24 European Reference Networks (ERNs) were formally launched on 9 March 2017. Representatives from the networks and Member States, along with patients and policymakers, gathered in Vilnius, Lithuania, for the 3rd ERN Conference and kick-off meetings (9 & 10 March).
Maurizio Scarpa, Coordinator of the European Reference Network for Hereditary Metabolic Diseases (MetabERN) discussed how ERNs could be cross-linked. The biggest challenges for many rare diseases is securing a diagnosis. For some conditions, it can take an average of 43,800 hours before a diagnosis is found.
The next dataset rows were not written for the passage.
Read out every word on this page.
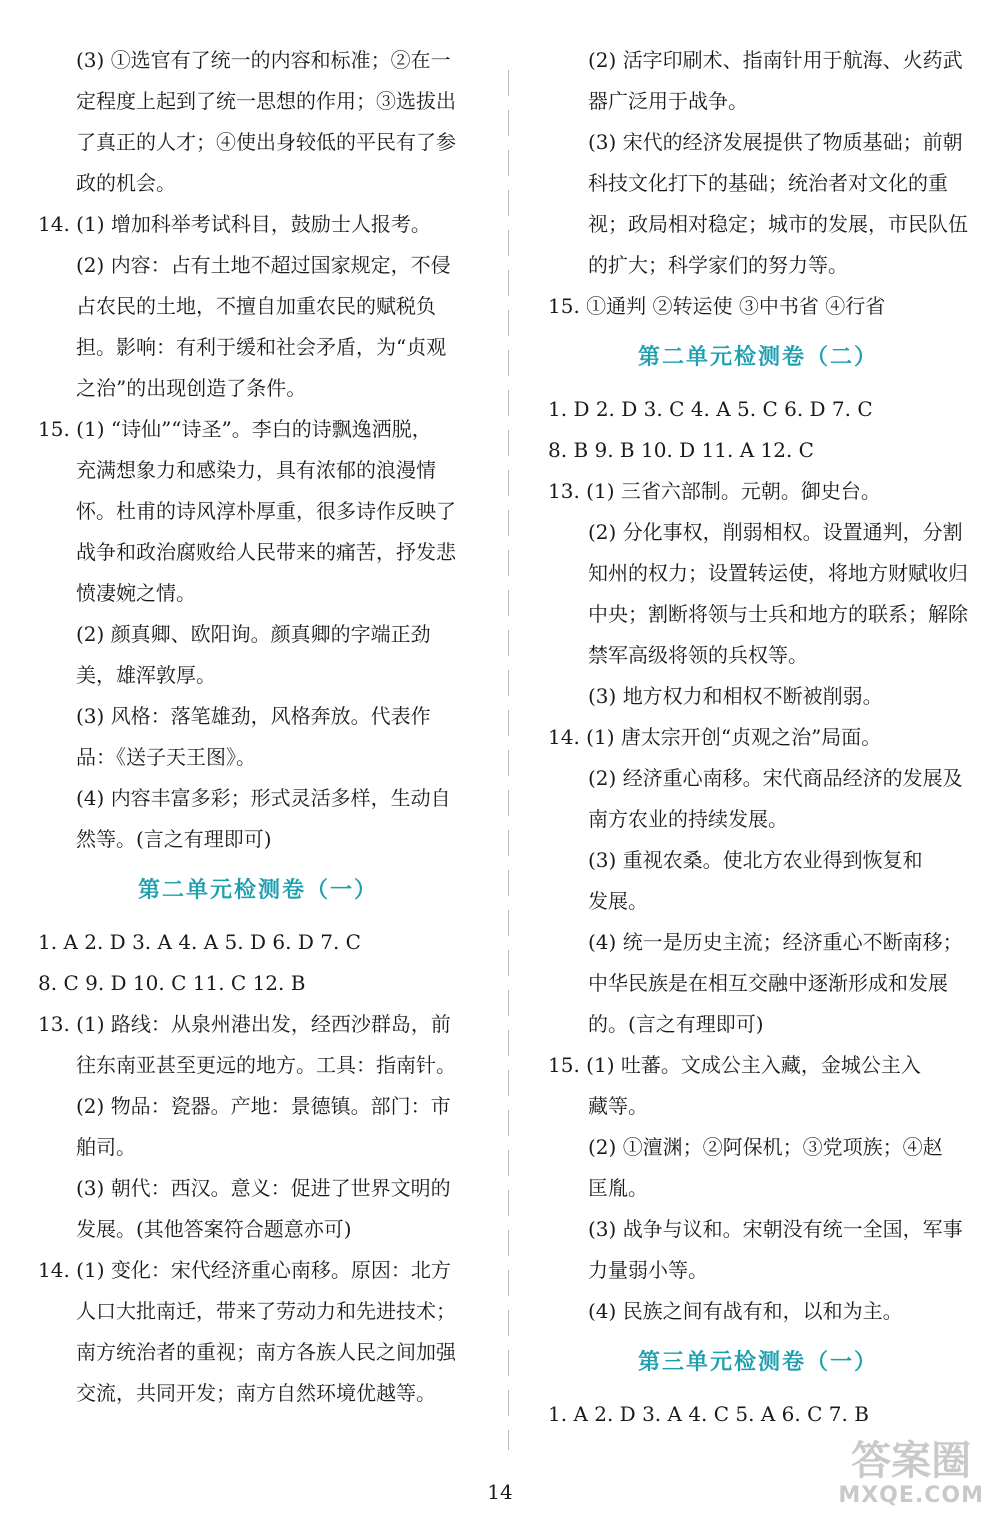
(3) ①选官有了统一的内容和标准；②在一
定程度上起到了统一思想的作用；③选拔出
了真正的人才；④使出身较低的平民有了参
政的机会。
14. (1) 增加科举考试科目，鼓励士人报考。
(2) 内容：占有土地不超过国家规定，不侵
占农民的土地，不擅自加重农民的赋税负
担。影响：有利于缓和社会矛盾，为“贞观
之治”的出现创造了条件。
15. (1) “诗仙”“诗圣”。李白的诗飘逸洒脱，
充满想象力和感染力，具有浓郁的浪漫情
怀。杜甫的诗风淳朴厚重，很多诗作反映了
战争和政治腐败给人民带来的痛苦，抒发悲
愤凄婉之情。
(2) 颜真卿、欧阳询。颜真卿的字端正劲
美，雄浑敦厚。
(3) 风格：落笔雄劲，风格奔放。代表作
品：《送子天王图》。
(4) 内容丰富多彩；形式灵活多样，生动自
然等。(言之有理即可)
第二单元检测卷（一）
1. A 2. D 3. A 4. A 5. D 6. D 7. C
8. C 9. D 10. C 11. C 12. B
13. (1) 路线：从泉州港出发，经西沙群岛，前
往东南亚甚至更远的地方。工具：指南针。
(2) 物品：瓷器。产地：景德镇。部门：市
舶司。
(3) 朝代：西汉。意义：促进了世界文明的
发展。(其他答案符合题意亦可)
14. (1) 变化：宋代经济重心南移。原因：北方
人口大批南迁，带来了劳动力和先进技术；
南方统治者的重视；南方各族人民之间加强
交流，共同开发；南方自然环境优越等。
(2) 活字印刷术、指南针用于航海、火药武
器广泛用于战争。
(3) 宋代的经济发展提供了物质基础；前朝
科技文化打下的基础；统治者对文化的重
视；政局相对稳定；城市的发展，市民队伍
的扩大；科学家们的努力等。
15. ①通判 ②转运使 ③中书省 ④行省
第二单元检测卷（二）
1. D 2. D 3. C 4. A 5. C 6. D 7. C
8. B 9. B 10. D 11. A 12. C
13. (1) 三省六部制。元朝。御史台。
(2) 分化事权，削弱相权。设置通判，分割
知州的权力；设置转运使，将地方财赋收归
中央；割断将领与士兵和地方的联系；解除
禁军高级将领的兵权等。
(3) 地方权力和相权不断被削弱。
14. (1) 唐太宗开创“贞观之治”局面。
(2) 经济重心南移。宋代商品经济的发展及
南方农业的持续发展。
(3) 重视农桑。使北方农业得到恢复和
发展。
(4) 统一是历史主流；经济重心不断南移；
中华民族是在相互交融中逐渐形成和发展
的。(言之有理即可)
15. (1) 吐蕃。文成公主入藏，金城公主入
藏等。
(2) ①澶渊；②阿保机；③党项族；④赵
匡胤。
(3) 战争与议和。宋朝没有统一全国，军事
力量弱小等。
(4) 民族之间有战有和，以和为主。
第三单元检测卷（一）
1. A 2. D 3. A 4. C 5. A 6. C 7. B
14
答案圈
MXQE.COM
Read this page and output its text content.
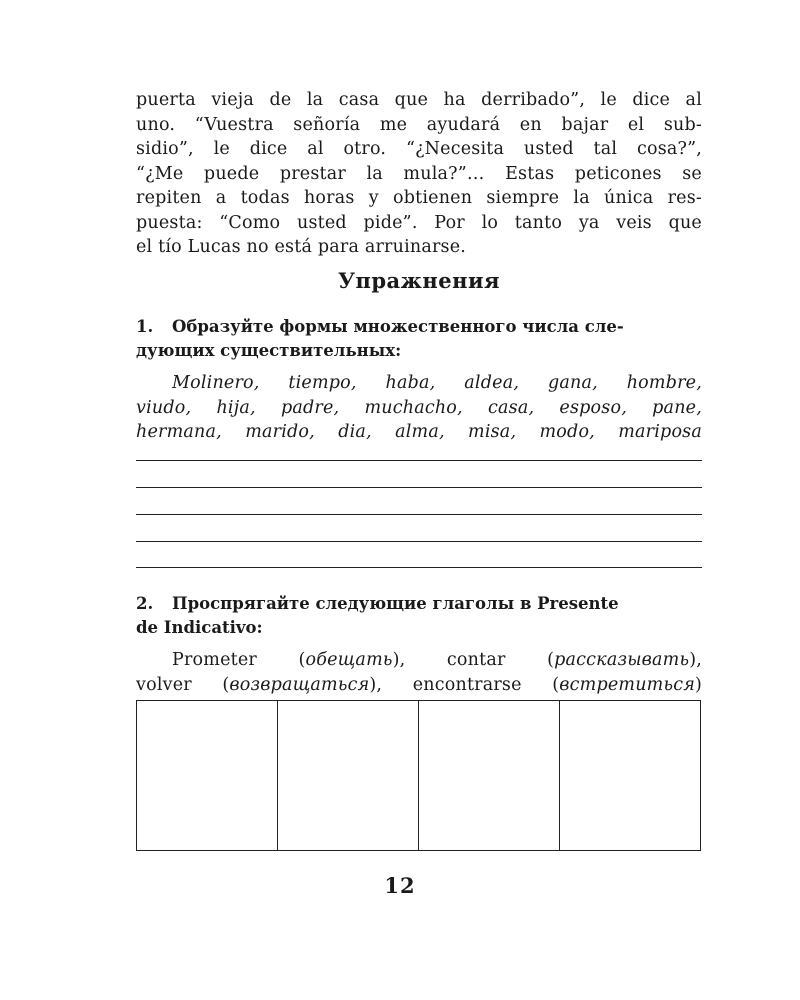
puerta vieja de la casa que ha derribado”, le dice al
uno. “Vuestra señoría me ayudará en bajar el sub-
sidio”, le dice al otro. “¿Necesita usted tal cosa?”,
“¿Me puede prestar la mula?”… Estas peticones se
repiten a todas horas y obtienen siempre la única res-
puesta: “Como usted pide”. Por lo tanto ya veis que
el tío Lucas no está para arruinarse.
Упражнения
1. Образуйте формы множественного числа сле-
дующих существительных:
Molinero, tiempo, haba, aldea, gana, hombre,
viudo, hija, padre, muchacho, casa, esposo, pane,
hermana, marido, dia, alma, misa, modo, mariposa
2. Проспрягайте следующие глаголы в Presente
de Indicativo:
Prometer (обещать), contar (рассказывать),
volver (возвращаться), encontrarse (встретиться)
12
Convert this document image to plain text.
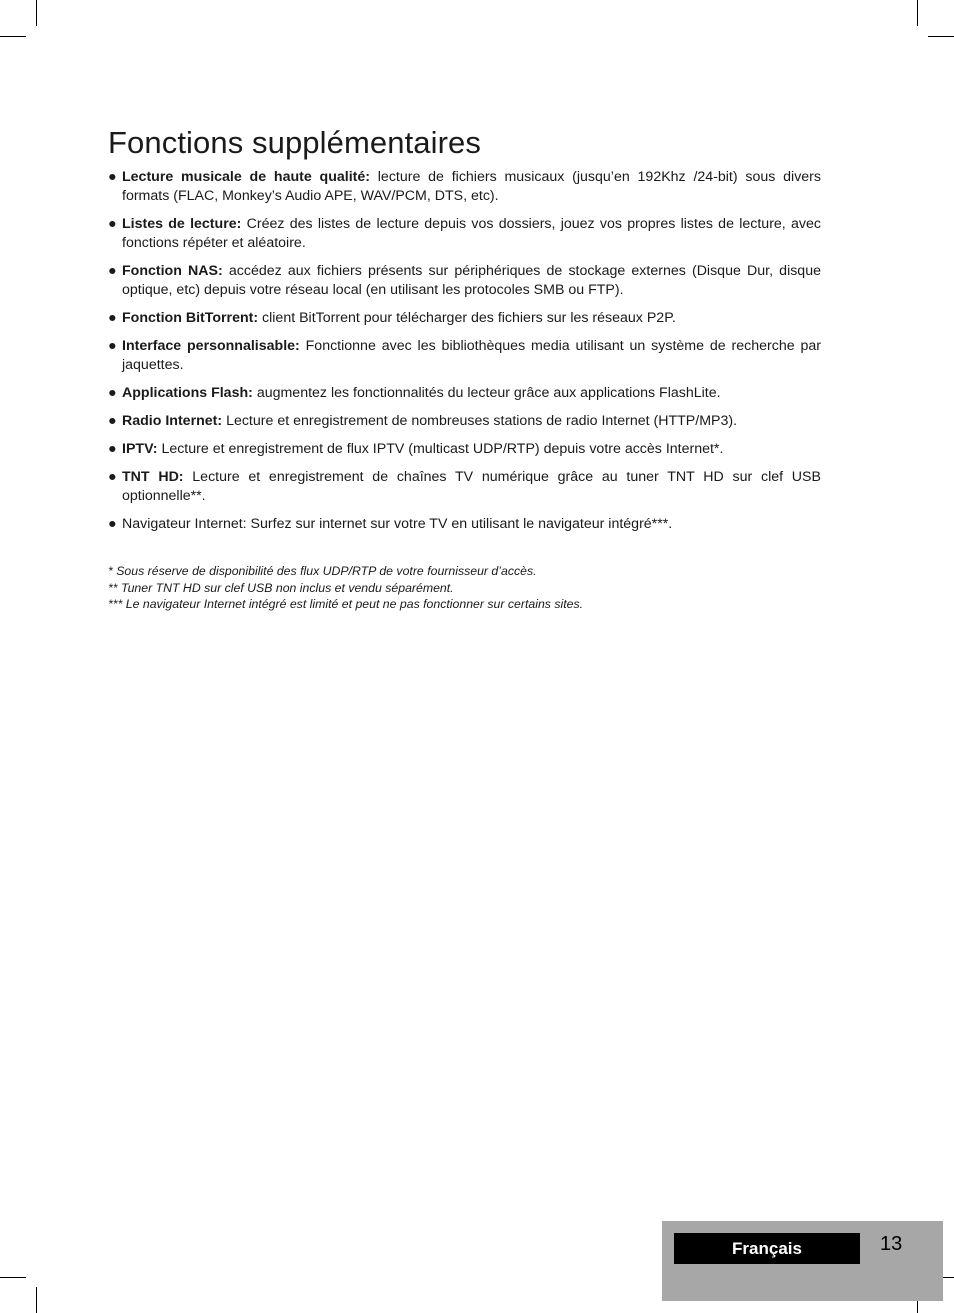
Fonctions supplémentaires
● Lecture musicale de haute qualité: lecture de fichiers musicaux (jusqu’en 192Khz /24-bit) sous divers formats (FLAC, Monkey’s Audio APE, WAV/PCM, DTS, etc).
● Listes de lecture: Créez des listes de lecture depuis vos dossiers, jouez vos propres listes de lecture, avec fonctions répéter et aléatoire.
● Fonction NAS: accédez aux fichiers présents sur périphériques de stockage externes (Disque Dur, disque optique, etc) depuis votre réseau local (en utilisant les protocoles SMB ou FTP).
● Fonction BitTorrent: client BitTorrent pour télécharger des fichiers sur les réseaux P2P.
● Interface personnalisable: Fonctionne avec les bibliothèques media utilisant un système de recherche par jaquettes.
● Applications Flash: augmentez les fonctionnalités du lecteur grâce aux applications FlashLite.
● Radio Internet: Lecture et enregistrement de nombreuses stations de radio Internet (HTTP/MP3).
● IPTV: Lecture et enregistrement de flux IPTV (multicast UDP/RTP) depuis votre accès Internet*.
● TNT HD: Lecture et enregistrement de chaînes TV numérique grâce au tuner TNT HD sur clef USB optionnelle**.
● Navigateur Internet: Surfez sur internet sur votre TV en utilisant le navigateur intégré***.

* Sous réserve de disponibilité des flux UDP/RTP de votre fournisseur d’accès.

** Tuner TNT HD sur clef USB non inclus et vendu séparément.

*** Le navigateur Internet intégré est limité et peut ne pas fonctionner sur certains sites.

Français	13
While the 24 ERNs are organised in a manner designed to reflect how medical specialties are grouped, many patients will require input from several
ERNs. “There is crosslinking in nature,” said Dr Scarpa. “Nothing is isolated.” He said ERNs should be at the frontier of ‘network medicine’ – a new way of thinking of health which breaks down silos between disciplines and disease taxonomies. Tools must be developed to link the ERNs, including a shared virtual counselling system that allowed members of different ERNs to discuss complex cases. “ERNs are not a project or a programme they are a concept – a revolution in the understanding of rare diseases,” he said. “Don’t think of ERNs as discrete networks but as a large task force for sharing expertise.”